Diese Haltung der NATO ist ein ebenso dummes wie gefährliches Spiel, denn in der realen Welt kann der Westen die Waffen, die vor Ort benötigt werden, gar nicht produzieren, und die Ukraine hätte auch nicht mehr genügend Personal, um solche Waffen zu bedienen, wenn sie denn verfügbar wären. Was jetzt noch zählt, sind Drohnen, Langstreckenraketen und nuklearfähige F-16-Kampfjets als Teil einer atomaren Mutprobe, die Rußland zum Nachgeben zwingen soll.
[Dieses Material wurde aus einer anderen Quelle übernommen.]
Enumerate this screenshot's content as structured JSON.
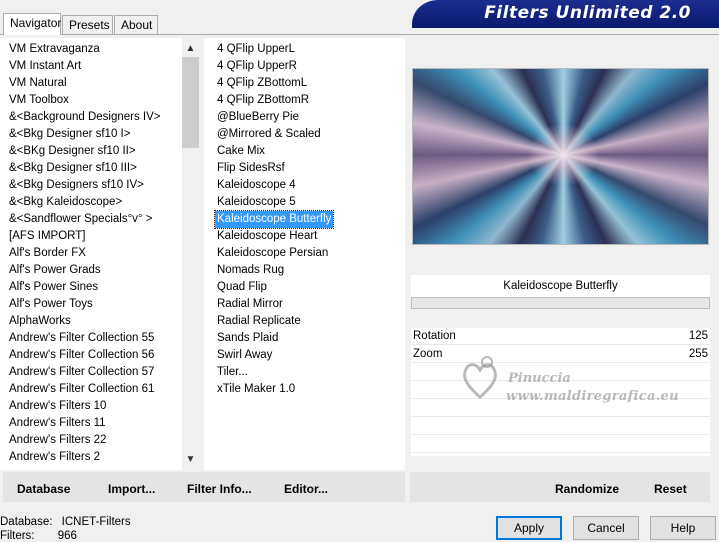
{
  "tabs": [
    "Navigator",
    "Presets",
    "About"
  ],
  "banner_title": "Filters Unlimited 2.0",
  "categories": [
    "VM Extravaganza",
    "VM Instant Art",
    "VM Natural",
    "VM Toolbox",
    "&<Background Designers IV>",
    "&<Bkg Designer sf10 I>",
    "&<BKg Designer sf10 II>",
    "&<Bkg Designer sf10 III>",
    "&<Bkg Designers sf10 IV>",
    "&<Bkg Kaleidoscope>",
    "&<Sandflower Specials°v° >",
    "[AFS IMPORT]",
    "Alf's Border FX",
    "Alf's Power Grads",
    "Alf's Power Sines",
    "Alf's Power Toys",
    "AlphaWorks",
    "Andrew's Filter Collection 55",
    "Andrew's Filter Collection 56",
    "Andrew's Filter Collection 57",
    "Andrew's Filter Collection 61",
    "Andrew's Filters 10",
    "Andrew's Filters 11",
    "Andrew's Filters 22",
    "Andrew's Filters 2"
  ],
  "filters": [
    "4 QFlip UpperL",
    "4 QFlip UpperR",
    "4 QFlip ZBottomL",
    "4 QFlip ZBottomR",
    "@BlueBerry Pie",
    "@Mirrored & Scaled",
    "Cake Mix",
    "Flip SidesRsf",
    "Kaleidoscope 4",
    "Kaleidoscope 5",
    "Kaleidoscope Butterfly",
    "Kaleidoscope Heart",
    "Kaleidoscope Persian",
    "Nomads Rug",
    "Quad Flip",
    "Radial Mirror",
    "Radial Replicate",
    "Sands Plaid",
    "Swirl Away",
    "Tiler...",
    "xTile Maker 1.0"
  ],
  "selected_filter_index": 10,
  "selected_category_index": 9,
  "filter_name": "Kaleidoscope Butterfly",
  "params": [
    {
      "label": "Rotation",
      "value": "125"
    },
    {
      "label": "Zoom",
      "value": "255"
    }
  ],
  "watermark": {
    "name": "Pinuccia",
    "url": "www.maldiregrafica.eu"
  },
  "left_buttons": [
    "Database",
    "Import...",
    "Filter Info...",
    "Editor..."
  ],
  "right_buttons": [
    "Randomize",
    "Reset"
  ],
  "status": {
    "database_label": "Database:",
    "database_value": "ICNET-Filters",
    "filters_label": "Filters:",
    "filters_value": "966"
  },
  "dialog_buttons": [
    "Apply",
    "Cancel",
    "Help"
  ]
}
Ein solches Spiel mit dem nuklearen Feuer gegen die mächtigste thermonukleare Macht der Welt ist der Gipfel des strategischen Wahnsinns, erst recht, da Rußland sich bereits im Krieg gegen die von der NATO bewaffneten Streitkräfte in der Ukraine befindet. Doch genau das tun Washington und London mit dem Großteil der NATO im Schlepptau – während sie behaupten, daß „Putin nur blufft“.
Offensichtlich ist die Antwort des russischen Botschafters in den Vereinigten Staaten, Anatoli Antonow, vom 5. Mai 2022 auf Fragen von Newsweek aktueller denn je:
„Die derzeitige Generation der NATO-Politiker nimmt die nukleare Bedrohung eindeutig nicht ernst. In diesem Zusammenhang möchte ich die sowjetischen und amerikanischen Führer zitieren, die den Zweiten Weltkrieg miterlebt haben und aus eigener Erfahrung wissen, was das Blut und die Qualen von Millionen von Menschen bedeuten.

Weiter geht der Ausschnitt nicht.